Have an idea?

Visit Sawtooth Software Feedback to share your ideas on how we can improve our products.

Optimal Fit statistic for CBC/HB


In a previous post I asked about generating a McFadden's rho squared for individual level HB model, which as Keith pointed out is not a common request (I understand this is applying a frequentist fit stat to a Bayes analysis which is probably not proper). However, my question is simple, what are the optimal fit statistics for a CBC/HB output? Using the pooled aggregate Logit analysis in Sawtooth a number of fit statistics are supplied - stat significance for attribute levels, overall fit for the model (LLmodel vs LLNull) AIC, BIC etc. Yet the HB output provides no obvious fit measures or significance measures. This may be my ignorance to Bayes analysis but there must be some fit statistics that I can quote to indicate how well the model fits to the data... but I don't know what these are? Even the most uninformed client want's to know how well a model fits... so I need so help/advice.

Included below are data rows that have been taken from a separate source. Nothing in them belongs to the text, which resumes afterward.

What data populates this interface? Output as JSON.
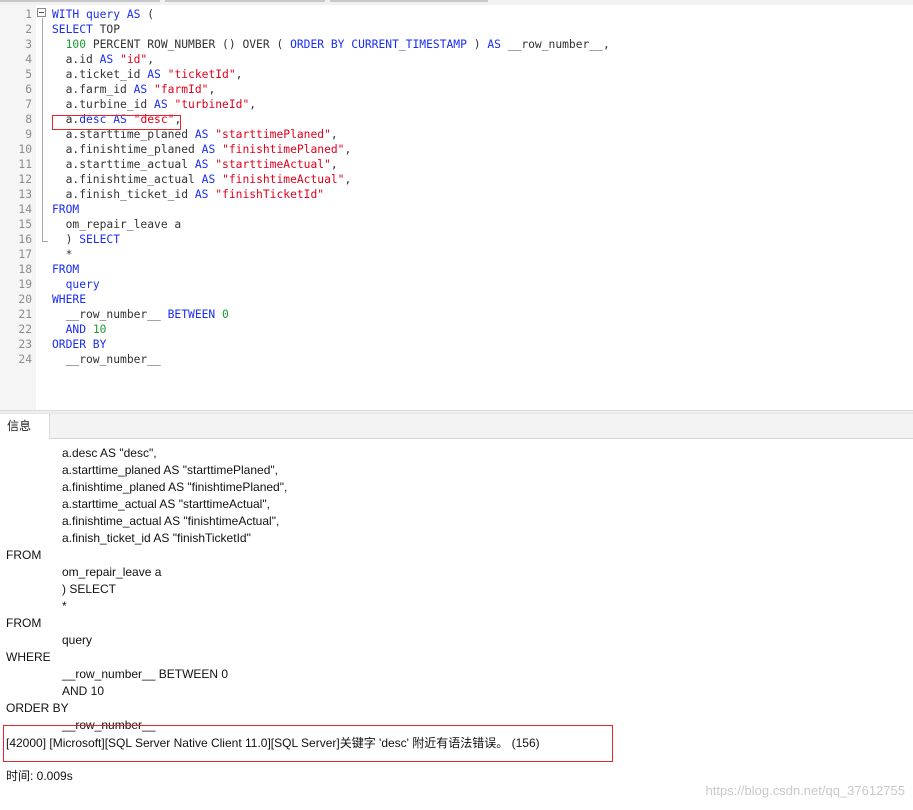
{
  "editor": {
    "lines": [
      {
        "n": "1",
        "segs": [
          [
            "kw",
            "WITH query AS"
          ],
          [
            "p",
            " ("
          ]
        ]
      },
      {
        "n": "2",
        "segs": [
          [
            "kw",
            "SELECT"
          ],
          [
            "p",
            " TOP"
          ]
        ]
      },
      {
        "n": "3",
        "segs": [
          [
            "p",
            "  "
          ],
          [
            "num",
            "100"
          ],
          [
            "p",
            " PERCENT ROW_NUMBER () OVER ( "
          ],
          [
            "kw",
            "ORDER BY CURRENT_TIMESTAMP"
          ],
          [
            "p",
            " ) "
          ],
          [
            "kw",
            "AS"
          ],
          [
            "p",
            " __row_number__,"
          ]
        ]
      },
      {
        "n": "4",
        "segs": [
          [
            "p",
            "  a.id "
          ],
          [
            "kw",
            "AS"
          ],
          [
            "p",
            " "
          ],
          [
            "str",
            "\"id\""
          ],
          [
            "p",
            ","
          ]
        ]
      },
      {
        "n": "5",
        "segs": [
          [
            "p",
            "  a.ticket_id "
          ],
          [
            "kw",
            "AS"
          ],
          [
            "p",
            " "
          ],
          [
            "str",
            "\"ticketId\""
          ],
          [
            "p",
            ","
          ]
        ]
      },
      {
        "n": "6",
        "segs": [
          [
            "p",
            "  a.farm_id "
          ],
          [
            "kw",
            "AS"
          ],
          [
            "p",
            " "
          ],
          [
            "str",
            "\"farmId\""
          ],
          [
            "p",
            ","
          ]
        ]
      },
      {
        "n": "7",
        "segs": [
          [
            "p",
            "  a.turbine_id "
          ],
          [
            "kw",
            "AS"
          ],
          [
            "p",
            " "
          ],
          [
            "str",
            "\"turbineId\""
          ],
          [
            "p",
            ","
          ]
        ]
      },
      {
        "n": "8",
        "segs": [
          [
            "p",
            "  a."
          ],
          [
            "kw",
            "desc AS"
          ],
          [
            "p",
            " "
          ],
          [
            "str",
            "\"desc\""
          ],
          [
            "p",
            ","
          ]
        ]
      },
      {
        "n": "9",
        "segs": [
          [
            "p",
            "  a.starttime_planed "
          ],
          [
            "kw",
            "AS"
          ],
          [
            "p",
            " "
          ],
          [
            "str",
            "\"starttimePlaned\""
          ],
          [
            "p",
            ","
          ]
        ]
      },
      {
        "n": "10",
        "segs": [
          [
            "p",
            "  a.finishtime_planed "
          ],
          [
            "kw",
            "AS"
          ],
          [
            "p",
            " "
          ],
          [
            "str",
            "\"finishtimePlaned\""
          ],
          [
            "p",
            ","
          ]
        ]
      },
      {
        "n": "11",
        "segs": [
          [
            "p",
            "  a.starttime_actual "
          ],
          [
            "kw",
            "AS"
          ],
          [
            "p",
            " "
          ],
          [
            "str",
            "\"starttimeActual\""
          ],
          [
            "p",
            ","
          ]
        ]
      },
      {
        "n": "12",
        "segs": [
          [
            "p",
            "  a.finishtime_actual "
          ],
          [
            "kw",
            "AS"
          ],
          [
            "p",
            " "
          ],
          [
            "str",
            "\"finishtimeActual\""
          ],
          [
            "p",
            ","
          ]
        ]
      },
      {
        "n": "13",
        "segs": [
          [
            "p",
            "  a.finish_ticket_id "
          ],
          [
            "kw",
            "AS"
          ],
          [
            "p",
            " "
          ],
          [
            "str",
            "\"finishTicketId\""
          ]
        ]
      },
      {
        "n": "14",
        "segs": [
          [
            "kw",
            "FROM"
          ]
        ]
      },
      {
        "n": "15",
        "segs": [
          [
            "p",
            "  om_repair_leave a"
          ]
        ]
      },
      {
        "n": "16",
        "segs": [
          [
            "p",
            "  ) "
          ],
          [
            "kw",
            "SELECT"
          ]
        ]
      },
      {
        "n": "17",
        "segs": [
          [
            "p",
            "  *"
          ]
        ]
      },
      {
        "n": "18",
        "segs": [
          [
            "kw",
            "FROM"
          ]
        ]
      },
      {
        "n": "19",
        "segs": [
          [
            "p",
            "  "
          ],
          [
            "kw",
            "query"
          ]
        ]
      },
      {
        "n": "20",
        "segs": [
          [
            "kw",
            "WHERE"
          ]
        ]
      },
      {
        "n": "21",
        "segs": [
          [
            "p",
            "  __row_number__ "
          ],
          [
            "kw",
            "BETWEEN"
          ],
          [
            "p",
            " "
          ],
          [
            "num",
            "0"
          ]
        ]
      },
      {
        "n": "22",
        "segs": [
          [
            "p",
            "  "
          ],
          [
            "kw",
            "AND"
          ],
          [
            "p",
            " "
          ],
          [
            "num",
            "10"
          ]
        ]
      },
      {
        "n": "23",
        "segs": [
          [
            "kw",
            "ORDER BY"
          ]
        ]
      },
      {
        "n": "24",
        "segs": [
          [
            "p",
            "  __row_number__"
          ]
        ]
      }
    ]
  },
  "messages": {
    "tab_label": "信息",
    "lines": [
      {
        "indent": true,
        "text": "a.desc AS \"desc\","
      },
      {
        "indent": true,
        "text": "a.starttime_planed AS \"starttimePlaned\","
      },
      {
        "indent": true,
        "text": "a.finishtime_planed AS \"finishtimePlaned\","
      },
      {
        "indent": true,
        "text": "a.starttime_actual AS \"starttimeActual\","
      },
      {
        "indent": true,
        "text": "a.finishtime_actual AS \"finishtimeActual\","
      },
      {
        "indent": true,
        "text": "a.finish_ticket_id AS \"finishTicketId\""
      },
      {
        "indent": false,
        "text": "FROM"
      },
      {
        "indent": true,
        "text": "om_repair_leave a"
      },
      {
        "indent": true,
        "text": ") SELECT"
      },
      {
        "indent": true,
        "text": "*"
      },
      {
        "indent": false,
        "text": "FROM"
      },
      {
        "indent": true,
        "text": "query"
      },
      {
        "indent": false,
        "text": "WHERE"
      },
      {
        "indent": true,
        "text": "__row_number__ BETWEEN 0"
      },
      {
        "indent": true,
        "text": "AND 10"
      },
      {
        "indent": false,
        "text": "ORDER BY"
      },
      {
        "indent": true,
        "text": "__row_number__"
      }
    ],
    "error": "[42000] [Microsoft][SQL Server Native Client 11.0][SQL Server]关键字 'desc' 附近有语法错误。 (156)",
    "time": "时间: 0.009s"
  },
  "watermark": "https://blog.csdn.net/qq_37612755",
  "colors": {
    "keyword": "#1a2df0",
    "string": "#e0001c",
    "number": "#1a9c2e",
    "highlight_border": "#e3262b"
  }
}
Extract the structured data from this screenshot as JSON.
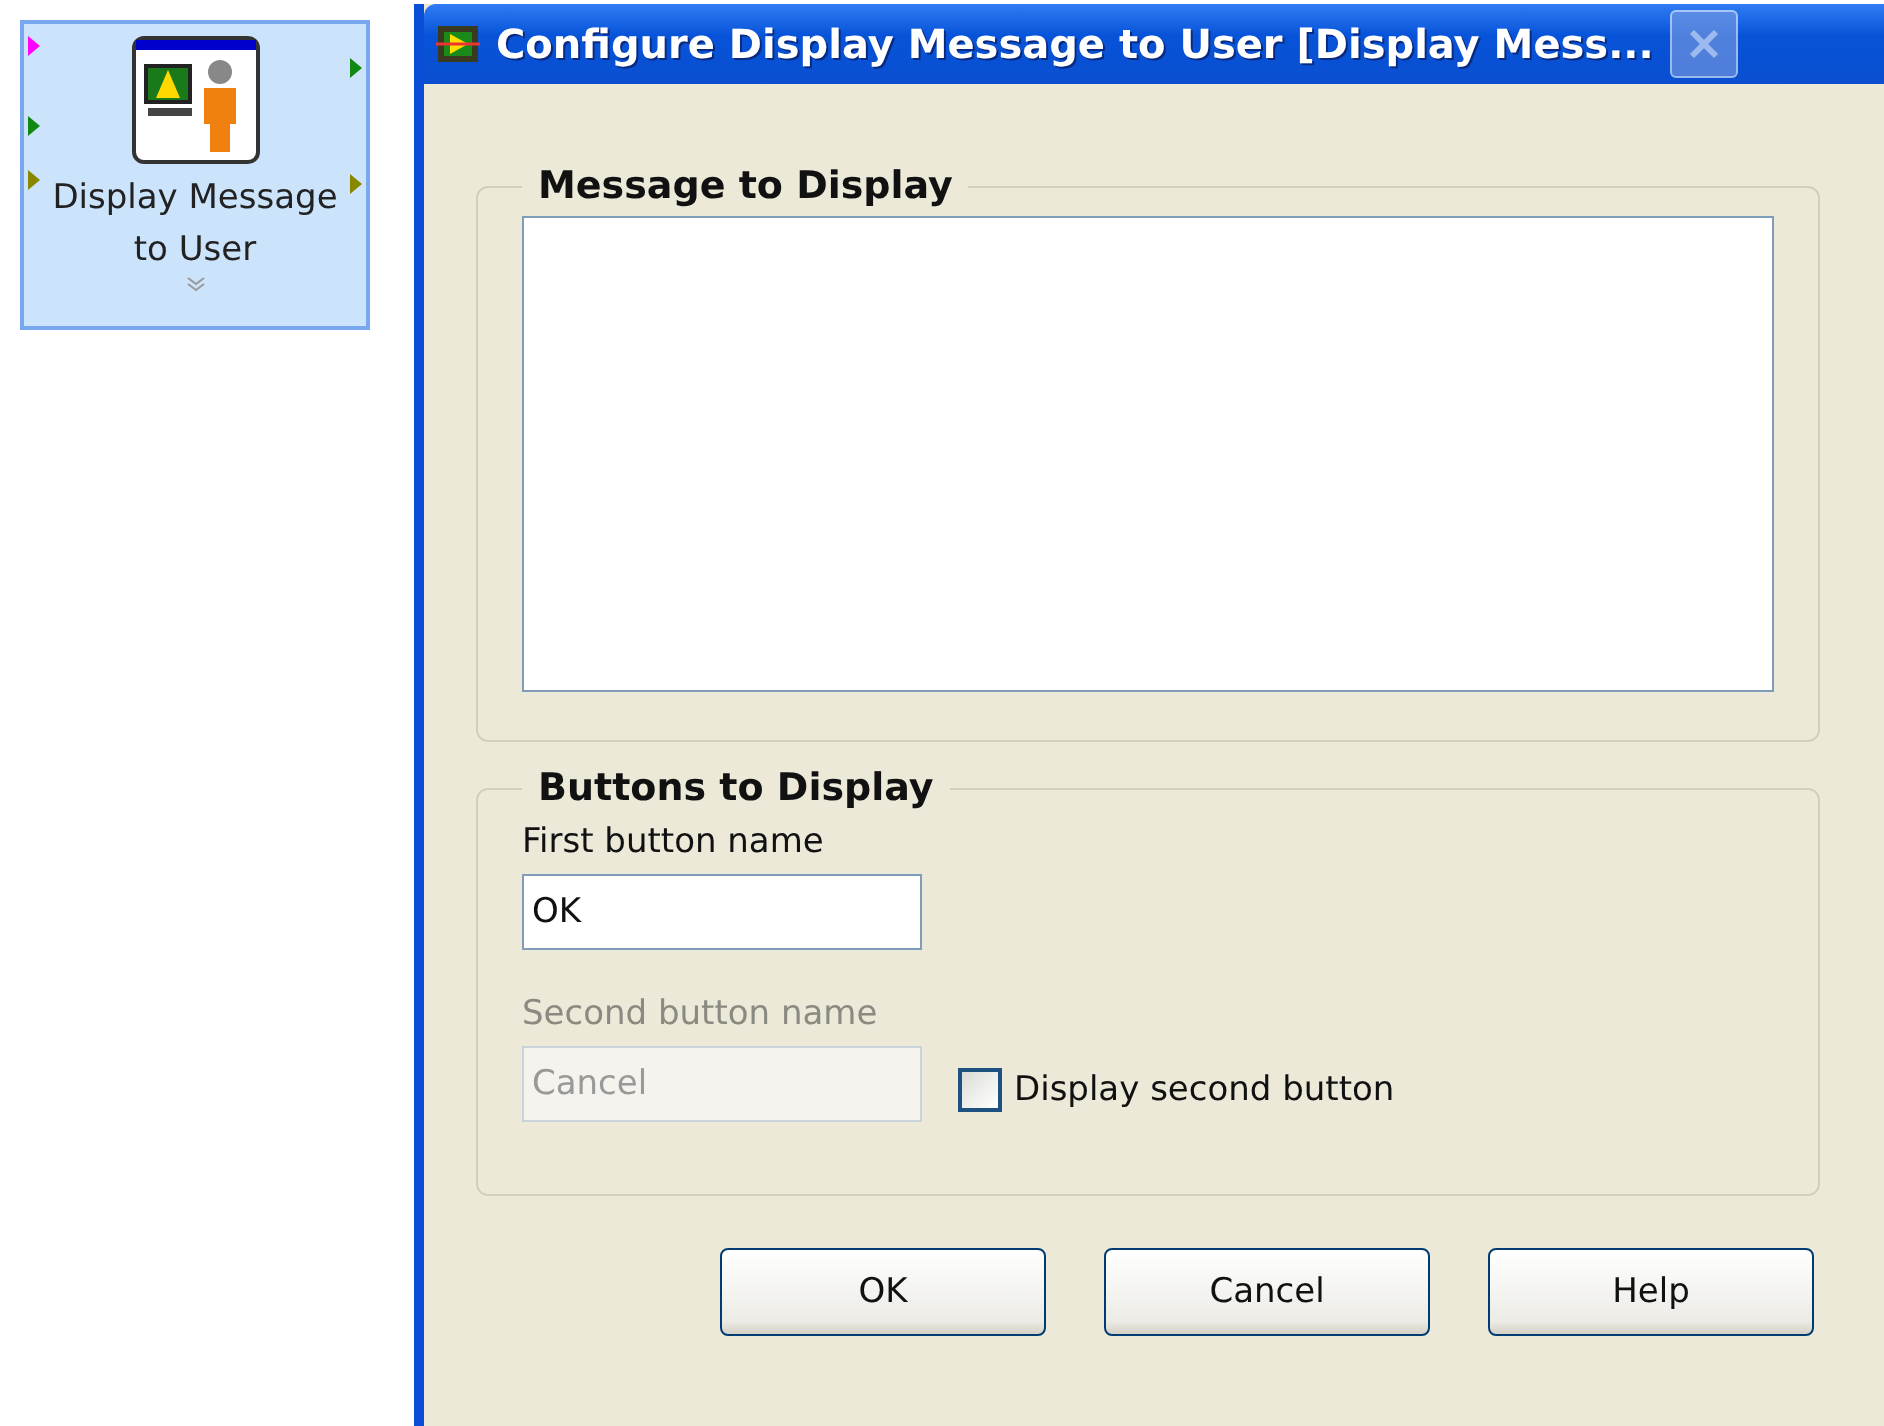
{
  "node": {
    "label": "Display Message to User"
  },
  "dialog": {
    "title": "Configure Display Message to User [Display Mess...",
    "close_disabled": true
  },
  "message_group": {
    "legend": "Message to Display"
  },
  "buttons_group": {
    "legend": "Buttons to Display",
    "fields": [
      {
        "label": "First button name",
        "value": "OK",
        "disabled": false
      },
      {
        "label": "Second button name",
        "value": "Cancel",
        "disabled": true
      }
    ],
    "checkbox": {
      "label": "Display second button",
      "checked": false
    }
  },
  "buttons": [
    "OK",
    "Cancel",
    "Help"
  ]
}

Any advice would be most appreciated.   

asked Nov 8 by Jasha Bowe Bronze (1,680 points)

2 Answers

0 votes

I don't think it's wrong to use rho-squared if that's a statistic you and your clients are comfortable using.  For the most part I think folks use the RLH fit measure when reporting how well HB model utilities fit respondents' choices.   I believe folks find it a bit ,more intuitive than rho-squared and clients have told me that it feels to them more like an R-squared value you'd get from a regression analysis.
answered Nov 8 by Keith Chrzan Gold Sawtooth Software, Inc. (48,525 points)
0 votes
You certainly realize this, but it's worth saying for the benefit of others reading this post: the purpose of HB is not obtain maximum fit to individual data.  If we were trying to do that, we'd just ignore the upper-level of the hierarchy and just use purely individual-level logit to obtain maximum likelihood fit to each respondent's data.  This would obviously lead to overfitting and poor predictions, given the sparse nature of CBC data at the individual level.  So, we don't do that.  We leverage the upper-level model (the population means and covariances).

So, HB sacrifices some fit at the individual level when it considers the upper-level model.  It takes a two-prong approach to fit: we want to find individual-level part-worths that do a good job fitting what individuals have chosen.  But, we also want to come up with individual-level part-worths that we believe have a reasonably high likelihood of belonging to the population (where we assume the population is distributed multivariate normal).

Now, for fit statistics from the HB output...  I really like looking at Pct. Cert. in the runtime statistics shown on the screen of the software.  Pct. Cert. is the Percent Certainty, which is McFadden's Rho-Squared.  This is a measure of individual-level fit.  I like to keep a record of past CBC studies I've done and the Pct. Cert. achieved for each study.  Assuming I keep my HB settings the same (prior variance and prior D.F.), that way I can compare the individual-level fit for the most current CBC study to previous CBC studies I've done.

As another tool I like to work with, our CBC/HB Model Explorer tool (free for downloading from our website...at least free if you have a CBC license already) randomly holds out (repeatedly across multiple replications) a minority of the choice tasks for validation.  Across the replications, it summarizes the hit rate for your data set.  This can be useful for assessing how good the HB utilities are at predicting held out tasks.  And the nice thing is that you don't have to have created fixed holdout tasks in your survey for this tool to report the holdout hit rate; it just jack-knifes across your "random" tasks to use as holdouts.  

When looking at hit rate, if I have 4 concepts in the task, then the null hit rate (by chance) is 1/4 = 25%.  If the holdout hit rate reported by the CBC/HB Model Explorer is 50%, then I know my holdout validation is 2x better than the chance level.  I do this over multiple CBC data sets to gain some experience with what this ratio can be for different studies I've conducted.

Depending on your client, you might find it more intuitive to report Pct. Cert. to them, or the hit rate from the CBC/HB Model Explorer.  If you do multiple studies for the same client, they can see how these two measures compare across the CBC studies they've conducted with you.
answered Nov 8 by Bryan Orme Platinum Sawtooth Software, Inc. (128,365 points)